No they are not electrolytic capacitors, dry or wet, they are very large paper capacitors. When the model 76 and 86 were built electrolytic capacitors were not available so they used large paper capacitors of between 1 and 3 mfd and used extra filter chokes in the power supply to get rid of the AC ripple. In the case of Philco they used these in most sets built between 1928 and 30 and mounted them inside a tar filled can located somewhere on the chassis. They can be replaced by small electrolytics of course but the poly film substitutes are only about $2 a piece and they will last many decades without having to be replaced again.
Regards
Arran
Thanks Arran, I figure here in a few month I will dive in the 76 first. I don't know why I but I am nervous to start on the 86 since it is a Neutrodyne. Do I need to watch out for anything when working on the Neutrodyne?

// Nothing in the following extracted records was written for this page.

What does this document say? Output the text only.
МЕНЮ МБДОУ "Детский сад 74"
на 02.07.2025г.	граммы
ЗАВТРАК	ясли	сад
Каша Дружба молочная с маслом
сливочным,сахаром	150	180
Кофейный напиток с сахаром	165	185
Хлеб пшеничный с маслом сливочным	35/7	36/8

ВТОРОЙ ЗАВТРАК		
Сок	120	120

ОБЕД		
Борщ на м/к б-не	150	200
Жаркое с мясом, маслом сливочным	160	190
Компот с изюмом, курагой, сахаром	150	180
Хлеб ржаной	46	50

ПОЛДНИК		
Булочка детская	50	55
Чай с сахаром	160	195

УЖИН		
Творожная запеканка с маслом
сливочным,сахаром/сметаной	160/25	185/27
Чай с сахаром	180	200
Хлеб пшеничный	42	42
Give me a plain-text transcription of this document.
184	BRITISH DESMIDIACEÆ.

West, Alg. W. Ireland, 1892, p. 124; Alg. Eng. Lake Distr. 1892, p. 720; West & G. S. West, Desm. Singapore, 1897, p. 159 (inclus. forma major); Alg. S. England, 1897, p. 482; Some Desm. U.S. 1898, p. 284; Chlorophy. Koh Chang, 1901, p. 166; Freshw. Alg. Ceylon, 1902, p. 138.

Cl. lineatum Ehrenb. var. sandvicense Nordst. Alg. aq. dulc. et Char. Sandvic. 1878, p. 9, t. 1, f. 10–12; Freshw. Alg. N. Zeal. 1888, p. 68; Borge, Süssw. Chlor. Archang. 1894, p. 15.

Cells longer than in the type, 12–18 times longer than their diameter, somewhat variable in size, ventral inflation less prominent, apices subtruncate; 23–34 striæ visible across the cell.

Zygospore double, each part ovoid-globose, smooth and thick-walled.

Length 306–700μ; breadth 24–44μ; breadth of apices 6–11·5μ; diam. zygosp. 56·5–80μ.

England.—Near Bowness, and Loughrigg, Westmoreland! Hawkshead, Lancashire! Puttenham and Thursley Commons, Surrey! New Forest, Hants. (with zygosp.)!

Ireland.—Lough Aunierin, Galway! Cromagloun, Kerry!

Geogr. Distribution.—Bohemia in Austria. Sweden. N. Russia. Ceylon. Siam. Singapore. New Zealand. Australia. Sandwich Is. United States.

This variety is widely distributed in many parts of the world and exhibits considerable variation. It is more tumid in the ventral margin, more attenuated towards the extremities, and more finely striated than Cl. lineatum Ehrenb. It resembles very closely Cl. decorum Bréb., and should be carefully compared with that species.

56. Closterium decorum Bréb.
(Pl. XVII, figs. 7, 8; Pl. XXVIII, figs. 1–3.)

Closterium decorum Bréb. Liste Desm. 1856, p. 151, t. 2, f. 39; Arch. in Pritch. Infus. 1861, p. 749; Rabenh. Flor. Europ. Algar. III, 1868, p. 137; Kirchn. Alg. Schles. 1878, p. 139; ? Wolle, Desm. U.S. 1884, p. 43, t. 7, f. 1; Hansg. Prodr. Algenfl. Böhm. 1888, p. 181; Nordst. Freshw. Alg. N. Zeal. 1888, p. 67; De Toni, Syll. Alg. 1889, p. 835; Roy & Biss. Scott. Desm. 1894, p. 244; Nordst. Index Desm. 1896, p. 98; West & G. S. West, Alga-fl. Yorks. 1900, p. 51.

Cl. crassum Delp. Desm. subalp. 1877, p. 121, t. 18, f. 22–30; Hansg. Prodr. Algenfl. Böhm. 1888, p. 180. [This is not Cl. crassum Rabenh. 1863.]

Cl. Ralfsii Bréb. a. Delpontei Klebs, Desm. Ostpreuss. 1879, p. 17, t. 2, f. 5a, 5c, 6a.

Left hand in pocket unless of other persuatsion, and feet on a triple dry rubber chair, and power to the room and all recepticles Dead proved by an all way-killl-plug and power cord cut and responsibly recycled.
Thanks Dennis it is a Western Electric 202. The 40AL I have works but when someone calls in the ringer does not sound nor does the lever with the ball on it move to ring the ringer. I wonder how I can fix it, could it be a bad condenser.